Saturday, 6 September 2008

20th year

Oh Newcastle.... Our Kevin's gone then. Shame.

Yesterday Jane reminded me that nineteen years ago to the day I was inducted as vicar here. (Actually she wasn't sure whether it was 'inducted' (vicars) or 'induced' (babies) - not much difference in my case! I WAS pretty green.) I'm living proof that the superstition that the number of times the new vicar rings the bell is nonsense. I managed a feeble two and a half dings. Well, no one had told me to give it a tweak rather than a simple pull. Anyway, here I am starting my twentieth year....
What a lot has happened since then! I could write a book....

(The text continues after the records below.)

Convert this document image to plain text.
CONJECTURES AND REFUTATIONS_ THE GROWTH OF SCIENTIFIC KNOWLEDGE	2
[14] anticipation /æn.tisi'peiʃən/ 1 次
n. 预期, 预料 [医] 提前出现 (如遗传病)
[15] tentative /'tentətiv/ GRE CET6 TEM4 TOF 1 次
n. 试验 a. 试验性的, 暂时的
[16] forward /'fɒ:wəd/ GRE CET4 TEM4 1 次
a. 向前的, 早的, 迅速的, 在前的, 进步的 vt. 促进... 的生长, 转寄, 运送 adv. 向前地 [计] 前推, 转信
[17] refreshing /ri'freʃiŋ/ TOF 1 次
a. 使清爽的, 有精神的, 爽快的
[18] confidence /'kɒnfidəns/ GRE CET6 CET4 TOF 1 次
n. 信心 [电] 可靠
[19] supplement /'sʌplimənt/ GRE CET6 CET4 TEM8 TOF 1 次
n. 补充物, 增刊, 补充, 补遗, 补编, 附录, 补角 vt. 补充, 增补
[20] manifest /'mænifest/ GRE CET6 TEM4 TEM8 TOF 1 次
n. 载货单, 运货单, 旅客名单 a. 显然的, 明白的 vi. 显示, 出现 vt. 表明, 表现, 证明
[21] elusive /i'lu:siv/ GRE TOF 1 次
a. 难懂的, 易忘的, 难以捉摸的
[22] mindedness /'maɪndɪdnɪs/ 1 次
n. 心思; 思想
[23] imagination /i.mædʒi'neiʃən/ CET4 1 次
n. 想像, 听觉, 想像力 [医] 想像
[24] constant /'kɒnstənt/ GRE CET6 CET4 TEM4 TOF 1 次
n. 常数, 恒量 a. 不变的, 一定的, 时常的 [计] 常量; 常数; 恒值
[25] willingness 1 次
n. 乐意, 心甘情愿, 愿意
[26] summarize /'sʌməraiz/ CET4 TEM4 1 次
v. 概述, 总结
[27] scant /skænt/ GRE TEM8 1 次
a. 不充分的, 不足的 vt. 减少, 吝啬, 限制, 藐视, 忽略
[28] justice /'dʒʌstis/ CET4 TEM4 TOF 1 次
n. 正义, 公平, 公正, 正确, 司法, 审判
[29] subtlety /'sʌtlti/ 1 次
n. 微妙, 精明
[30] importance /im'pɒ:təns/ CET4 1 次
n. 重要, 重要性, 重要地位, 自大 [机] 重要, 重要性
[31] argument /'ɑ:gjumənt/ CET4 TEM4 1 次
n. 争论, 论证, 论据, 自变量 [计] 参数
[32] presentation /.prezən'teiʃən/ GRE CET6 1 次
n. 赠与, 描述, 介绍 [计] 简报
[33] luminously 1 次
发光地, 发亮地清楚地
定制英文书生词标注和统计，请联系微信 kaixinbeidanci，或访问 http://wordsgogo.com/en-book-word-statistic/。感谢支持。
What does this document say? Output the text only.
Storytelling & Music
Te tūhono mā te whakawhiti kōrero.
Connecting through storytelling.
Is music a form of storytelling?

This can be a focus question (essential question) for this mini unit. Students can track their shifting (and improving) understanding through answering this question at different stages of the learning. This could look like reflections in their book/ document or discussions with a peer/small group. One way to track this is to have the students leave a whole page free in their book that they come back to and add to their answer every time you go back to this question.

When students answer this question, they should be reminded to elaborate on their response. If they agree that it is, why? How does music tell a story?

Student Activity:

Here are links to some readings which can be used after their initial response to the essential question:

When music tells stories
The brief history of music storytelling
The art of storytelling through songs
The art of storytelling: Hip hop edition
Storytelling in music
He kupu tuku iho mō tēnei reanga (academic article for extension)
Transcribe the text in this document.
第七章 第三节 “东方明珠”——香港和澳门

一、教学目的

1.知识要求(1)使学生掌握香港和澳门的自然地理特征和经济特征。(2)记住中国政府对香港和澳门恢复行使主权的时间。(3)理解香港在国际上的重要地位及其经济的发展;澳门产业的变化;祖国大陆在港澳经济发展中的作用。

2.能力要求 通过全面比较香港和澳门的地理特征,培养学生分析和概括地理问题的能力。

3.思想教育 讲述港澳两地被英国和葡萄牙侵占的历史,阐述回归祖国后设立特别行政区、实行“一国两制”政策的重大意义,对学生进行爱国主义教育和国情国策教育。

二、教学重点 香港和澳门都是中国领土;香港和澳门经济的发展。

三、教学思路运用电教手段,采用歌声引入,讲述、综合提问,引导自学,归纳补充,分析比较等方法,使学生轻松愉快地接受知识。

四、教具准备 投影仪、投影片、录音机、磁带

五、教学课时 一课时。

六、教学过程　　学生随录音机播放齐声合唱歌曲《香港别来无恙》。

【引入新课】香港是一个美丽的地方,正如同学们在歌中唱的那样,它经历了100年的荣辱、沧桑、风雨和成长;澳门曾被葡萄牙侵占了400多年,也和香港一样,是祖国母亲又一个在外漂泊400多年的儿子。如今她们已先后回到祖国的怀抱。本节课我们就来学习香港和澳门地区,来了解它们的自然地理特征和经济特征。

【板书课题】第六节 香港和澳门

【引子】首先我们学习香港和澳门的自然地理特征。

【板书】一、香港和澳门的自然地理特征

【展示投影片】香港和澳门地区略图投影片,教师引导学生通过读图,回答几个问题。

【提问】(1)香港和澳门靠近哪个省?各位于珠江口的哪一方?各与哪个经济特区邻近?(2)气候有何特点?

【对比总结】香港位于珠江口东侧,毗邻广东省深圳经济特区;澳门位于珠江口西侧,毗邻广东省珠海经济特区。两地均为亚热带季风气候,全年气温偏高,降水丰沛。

About twenty years ago, I gather, work began on the Large Hadron Collider at CERN near Geneva. If you want to have an entertaining introduction to what it's about, I recommend the LHC rap on http://www.youtube.com/watch?v=j50ZssEojtM. You may not be much the wiser and you MAY get the impression that the scientists and engineers working on it are bonkers, but all I can say is that Laurie who's been involved in it isn't. I haven't actually asked him whether when it's switched on on Wednesday morning we'll all get sucked down an ever-growing black hole or be transmogrified into gooey strange matter, but I'm inclined to believe the scientists' reassurances. And even if they were wrong, I guess it would solve the credit crunch. And more excitingly open the door to Heaven - Bring it on!

It's quite a thought, come to think of it, that life might end on Wednesday. I heard someone say, 'Go and run up all the debts you want. You'll never have to pay them back!' But what if there were life after this, and what if we were held accountable for our actions now? What if we were to stand before a judge with the full database of all our actions playing out on a screen? What if what we did really mattered? Which, of course, it does. We would have to pay back our debts. It might be more sensible to pay off all our debts, and I don't really mean monetary ones.

Meanwhile today, while we were having our lunch, I switched on the opening ceremony for the Paralympics in Beijing. I'm not a great one for ceremonies normally, but I have to confess I found it quietly moving - apart from when Jane read out a newspaper report about a labrador in Fife whose stomach was making an odd noise, and when the vet opened him up he found 13 golf balls. 'He finds them like other dogs find truffles.' However, there were these disabled people from all round the world doing something really positive with their lives. They were cheerful, enjoying the moment, all together. It reminded me that no country on earth is immune from the slings and arrows of outrageous fortune. It also reminded me of an account that Joni Eareckson Tada gives in one of her books of disabled people in Ghana, without even wheelchairs, praising God with wild abandon. It's possible!